Have you had a look at the current leadership in the UK (not for long mind you!)?
I guess not….

Champagne Socialist
Champagne Socialist
11 months ago
Reply to  Jim Veenbaas

She’s a white supremacist and a racist.
You’ll love her.

Champagne Socialist
Champagne Socialist
11 months ago

I guess you guys are obsessed with elite universities because you weren’t able to go to one.
I did, of course, and I can tell you that you can relax. People are not being indoctrinated at these universities. They are just more intelligent than you and are thus probably more liberal.
I mean, you people think Donald Trump is smart!

maureen dirienzo
maureen dirienzo
11 months ago

I never pay attention to people who hide behind a fanciful name. Bye.

El Uro
El Uro
11 months ago

At least he is not an idiot. I’m not sure about you ☺️

Champagne Socialist
Champagne Socialist
11 months ago
Reply to  El Uro

Donald Trump isn’t an idiot?
Funniest comment of the day!!!

Dr E C
Dr E C
11 months ago

Would you call Oxford and Cambridge elite universities? I went to both and have been an academic for a long time. I can confirm that this isn’t the time to ‘relax’ about HE in the Anglo-sphere at all.
What you’ve written here suggests you’re a youngish graduate and perhaps a living example of the problem we’re discussing: the slow decline in academic integrity in some of the most ‘prestigious’ universities for a number of decades. (PS. No one truly intelligent has to shout about it in an effort to shut other people out of the debate.
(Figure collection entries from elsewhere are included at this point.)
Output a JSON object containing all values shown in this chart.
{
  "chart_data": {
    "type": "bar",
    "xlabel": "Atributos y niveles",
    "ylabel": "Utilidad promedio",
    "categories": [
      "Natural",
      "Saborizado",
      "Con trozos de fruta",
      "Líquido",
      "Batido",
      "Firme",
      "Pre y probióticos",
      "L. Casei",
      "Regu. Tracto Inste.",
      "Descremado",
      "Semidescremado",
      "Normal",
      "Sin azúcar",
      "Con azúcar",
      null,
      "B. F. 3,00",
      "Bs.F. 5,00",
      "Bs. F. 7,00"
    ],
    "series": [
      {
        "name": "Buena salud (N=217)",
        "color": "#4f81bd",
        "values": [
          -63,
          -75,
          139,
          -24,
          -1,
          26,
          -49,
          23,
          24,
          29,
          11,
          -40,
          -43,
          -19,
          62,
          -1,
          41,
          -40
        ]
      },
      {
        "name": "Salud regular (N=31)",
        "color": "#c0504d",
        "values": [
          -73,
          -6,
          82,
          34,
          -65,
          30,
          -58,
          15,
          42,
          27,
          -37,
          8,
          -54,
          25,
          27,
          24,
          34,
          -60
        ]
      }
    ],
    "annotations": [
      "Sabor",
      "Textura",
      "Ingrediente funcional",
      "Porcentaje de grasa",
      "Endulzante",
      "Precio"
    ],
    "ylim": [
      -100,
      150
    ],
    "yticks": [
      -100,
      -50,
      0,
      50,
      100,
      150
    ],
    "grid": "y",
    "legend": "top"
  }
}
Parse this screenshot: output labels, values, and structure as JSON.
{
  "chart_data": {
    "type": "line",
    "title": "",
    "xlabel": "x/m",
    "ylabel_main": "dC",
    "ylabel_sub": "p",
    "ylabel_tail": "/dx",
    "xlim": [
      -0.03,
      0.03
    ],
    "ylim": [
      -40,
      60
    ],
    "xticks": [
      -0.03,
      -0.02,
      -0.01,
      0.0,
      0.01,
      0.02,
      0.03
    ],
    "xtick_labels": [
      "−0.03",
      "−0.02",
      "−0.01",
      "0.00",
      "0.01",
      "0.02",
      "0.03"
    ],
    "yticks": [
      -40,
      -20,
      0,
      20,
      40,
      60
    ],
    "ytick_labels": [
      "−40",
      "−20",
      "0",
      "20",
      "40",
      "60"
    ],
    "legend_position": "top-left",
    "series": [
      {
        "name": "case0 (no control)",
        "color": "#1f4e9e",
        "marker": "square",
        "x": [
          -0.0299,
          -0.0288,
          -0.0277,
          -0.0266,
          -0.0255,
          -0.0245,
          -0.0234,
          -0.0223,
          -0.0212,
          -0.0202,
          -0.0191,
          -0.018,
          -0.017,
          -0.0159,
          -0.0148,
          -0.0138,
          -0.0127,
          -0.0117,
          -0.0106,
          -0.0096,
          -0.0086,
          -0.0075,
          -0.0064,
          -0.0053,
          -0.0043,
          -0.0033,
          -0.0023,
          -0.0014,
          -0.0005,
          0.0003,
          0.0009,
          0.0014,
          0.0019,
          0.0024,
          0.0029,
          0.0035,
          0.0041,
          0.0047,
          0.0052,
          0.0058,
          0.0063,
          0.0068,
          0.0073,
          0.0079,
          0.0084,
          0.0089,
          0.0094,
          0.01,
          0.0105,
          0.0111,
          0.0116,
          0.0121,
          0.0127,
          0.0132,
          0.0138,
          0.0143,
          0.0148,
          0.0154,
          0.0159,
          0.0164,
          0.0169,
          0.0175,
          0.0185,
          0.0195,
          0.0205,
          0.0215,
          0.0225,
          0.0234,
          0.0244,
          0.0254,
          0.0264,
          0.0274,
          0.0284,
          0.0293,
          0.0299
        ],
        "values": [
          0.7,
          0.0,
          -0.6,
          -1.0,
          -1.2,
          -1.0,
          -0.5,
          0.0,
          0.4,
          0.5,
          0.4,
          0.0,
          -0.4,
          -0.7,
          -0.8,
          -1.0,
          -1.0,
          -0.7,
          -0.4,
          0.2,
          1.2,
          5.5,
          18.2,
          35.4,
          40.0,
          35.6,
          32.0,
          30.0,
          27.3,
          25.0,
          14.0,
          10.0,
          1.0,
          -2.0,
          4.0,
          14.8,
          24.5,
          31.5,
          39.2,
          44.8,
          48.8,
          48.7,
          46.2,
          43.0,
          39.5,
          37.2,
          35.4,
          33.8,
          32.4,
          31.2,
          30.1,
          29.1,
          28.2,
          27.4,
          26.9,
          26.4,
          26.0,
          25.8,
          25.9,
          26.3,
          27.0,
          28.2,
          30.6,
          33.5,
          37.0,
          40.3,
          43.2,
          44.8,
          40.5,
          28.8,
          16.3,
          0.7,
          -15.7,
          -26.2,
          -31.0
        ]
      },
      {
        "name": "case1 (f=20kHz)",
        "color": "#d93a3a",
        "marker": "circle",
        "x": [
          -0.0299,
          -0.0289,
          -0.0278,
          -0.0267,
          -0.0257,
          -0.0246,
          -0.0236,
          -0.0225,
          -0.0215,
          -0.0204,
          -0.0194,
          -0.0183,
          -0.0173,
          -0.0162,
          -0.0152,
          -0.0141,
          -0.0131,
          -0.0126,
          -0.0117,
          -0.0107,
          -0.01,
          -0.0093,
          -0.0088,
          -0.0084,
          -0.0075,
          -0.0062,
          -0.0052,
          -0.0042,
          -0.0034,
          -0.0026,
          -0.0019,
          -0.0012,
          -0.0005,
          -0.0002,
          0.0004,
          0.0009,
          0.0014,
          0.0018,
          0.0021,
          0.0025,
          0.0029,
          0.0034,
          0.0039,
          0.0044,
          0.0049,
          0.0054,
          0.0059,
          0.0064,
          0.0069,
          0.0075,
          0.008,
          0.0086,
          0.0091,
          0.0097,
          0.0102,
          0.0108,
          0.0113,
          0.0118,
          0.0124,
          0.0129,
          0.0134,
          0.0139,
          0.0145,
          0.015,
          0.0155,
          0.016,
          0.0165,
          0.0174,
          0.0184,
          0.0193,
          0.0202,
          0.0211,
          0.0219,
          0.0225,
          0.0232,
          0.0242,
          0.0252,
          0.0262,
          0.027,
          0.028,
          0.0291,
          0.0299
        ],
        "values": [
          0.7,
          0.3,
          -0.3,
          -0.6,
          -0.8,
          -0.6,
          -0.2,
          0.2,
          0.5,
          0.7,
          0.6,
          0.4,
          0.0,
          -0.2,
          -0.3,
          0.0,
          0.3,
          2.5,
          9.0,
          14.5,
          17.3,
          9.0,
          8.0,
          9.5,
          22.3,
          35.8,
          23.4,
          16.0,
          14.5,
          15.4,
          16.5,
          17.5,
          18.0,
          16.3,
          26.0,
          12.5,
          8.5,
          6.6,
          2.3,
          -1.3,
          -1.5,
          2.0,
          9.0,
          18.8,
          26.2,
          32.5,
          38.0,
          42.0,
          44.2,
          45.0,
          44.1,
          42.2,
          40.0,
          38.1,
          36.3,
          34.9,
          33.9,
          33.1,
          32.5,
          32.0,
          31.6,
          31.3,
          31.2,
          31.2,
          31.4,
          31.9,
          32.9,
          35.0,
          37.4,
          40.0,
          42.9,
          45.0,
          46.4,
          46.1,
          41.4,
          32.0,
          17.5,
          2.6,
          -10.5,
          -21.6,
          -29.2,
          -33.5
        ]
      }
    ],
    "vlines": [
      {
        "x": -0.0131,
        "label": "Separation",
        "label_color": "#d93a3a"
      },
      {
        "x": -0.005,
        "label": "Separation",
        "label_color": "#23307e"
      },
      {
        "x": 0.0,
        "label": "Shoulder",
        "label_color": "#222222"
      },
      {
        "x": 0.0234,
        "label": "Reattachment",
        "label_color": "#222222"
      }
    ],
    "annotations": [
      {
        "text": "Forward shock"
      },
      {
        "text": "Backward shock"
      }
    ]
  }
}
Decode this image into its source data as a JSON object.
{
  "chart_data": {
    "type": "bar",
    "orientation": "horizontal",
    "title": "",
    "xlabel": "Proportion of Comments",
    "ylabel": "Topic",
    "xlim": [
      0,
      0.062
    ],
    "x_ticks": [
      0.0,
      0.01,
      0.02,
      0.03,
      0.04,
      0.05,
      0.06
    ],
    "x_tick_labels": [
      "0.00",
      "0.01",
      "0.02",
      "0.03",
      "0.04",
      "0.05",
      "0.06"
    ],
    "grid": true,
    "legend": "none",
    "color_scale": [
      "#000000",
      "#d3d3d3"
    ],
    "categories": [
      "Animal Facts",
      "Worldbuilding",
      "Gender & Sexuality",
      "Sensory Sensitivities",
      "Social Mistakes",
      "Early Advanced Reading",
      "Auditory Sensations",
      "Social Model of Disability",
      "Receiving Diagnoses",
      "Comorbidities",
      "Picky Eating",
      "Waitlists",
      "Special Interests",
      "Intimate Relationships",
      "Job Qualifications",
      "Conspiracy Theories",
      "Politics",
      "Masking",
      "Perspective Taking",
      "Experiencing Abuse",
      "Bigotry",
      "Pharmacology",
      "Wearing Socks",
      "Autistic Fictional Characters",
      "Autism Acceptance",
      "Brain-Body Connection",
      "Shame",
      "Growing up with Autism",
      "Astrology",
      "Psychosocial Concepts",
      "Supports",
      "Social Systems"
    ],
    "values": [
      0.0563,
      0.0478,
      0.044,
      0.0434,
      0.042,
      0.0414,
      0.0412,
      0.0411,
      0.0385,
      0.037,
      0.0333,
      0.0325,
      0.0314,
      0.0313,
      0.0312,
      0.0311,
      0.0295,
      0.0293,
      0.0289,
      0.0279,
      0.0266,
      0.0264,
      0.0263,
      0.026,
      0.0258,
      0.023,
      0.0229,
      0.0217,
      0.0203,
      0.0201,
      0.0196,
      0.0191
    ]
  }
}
That’s classic Trump!)

Benedict Waterson
Benedict Waterson
11 months ago

who do you think ‘you people’ refers to?

Last edited 11 months ago by Benedict Waterson
Jim Veenbaas
Jim Veenbaas
11 months ago

You are clueless CS – oblivious to the breathtaking irony of that statement. Wow.

N Forster
N Forster
11 months ago

Silly child.

Champagne Socialist
Champagne Socialist
11 months ago

Looks like I hit a particularly sensitive nerve with this one!

John L Murphy
John L Murphy
11 months ago

Trump graduated from the Ivy League University of Pennsylvania’s Wharton School of Business, so I reckon by the CS’ criterion “he’s just more intelligent than me,” but I doubt if Trump’s “probably more liberal.”

Champagne Socialist
Champagne Socialist
11 months ago
Reply to  John L Murphy

Trump was generally regarded by his professors at Wharton as the dumbest student they ever had – go look it up.
I suspect his “degree” was bought and paid for by his father like everything else in Trump’s ridiculous life.

Mike Smith
Mike Smith
11 months ago

I suspect your daddy bought you your degree too. How else could an idiot like you afford it.

John L Murphy
John L Murphy
11 months ago
Reply to  Mike Smith

CS asserted that those who got to go to elite “universities” are “just more intelligent than you”–the danger of generalizations if by this inclusive (exclusive) phrase there’s no exceptions, thus including Trump…after all, he was admitted to an Ivy, whatever his intelligence. Which weakens the argument itself.

Julian Farrows
Julian Farrows
11 months ago

If you believe holding a degree makes you morally and intellectually superior to those who don’t then I’m afraid your education has gravely failed you.

Mike Smith
Mike Smith
11 months ago

Whoever you are, you are not as intelligent as you think you are. Just an old-school social-climbing snob.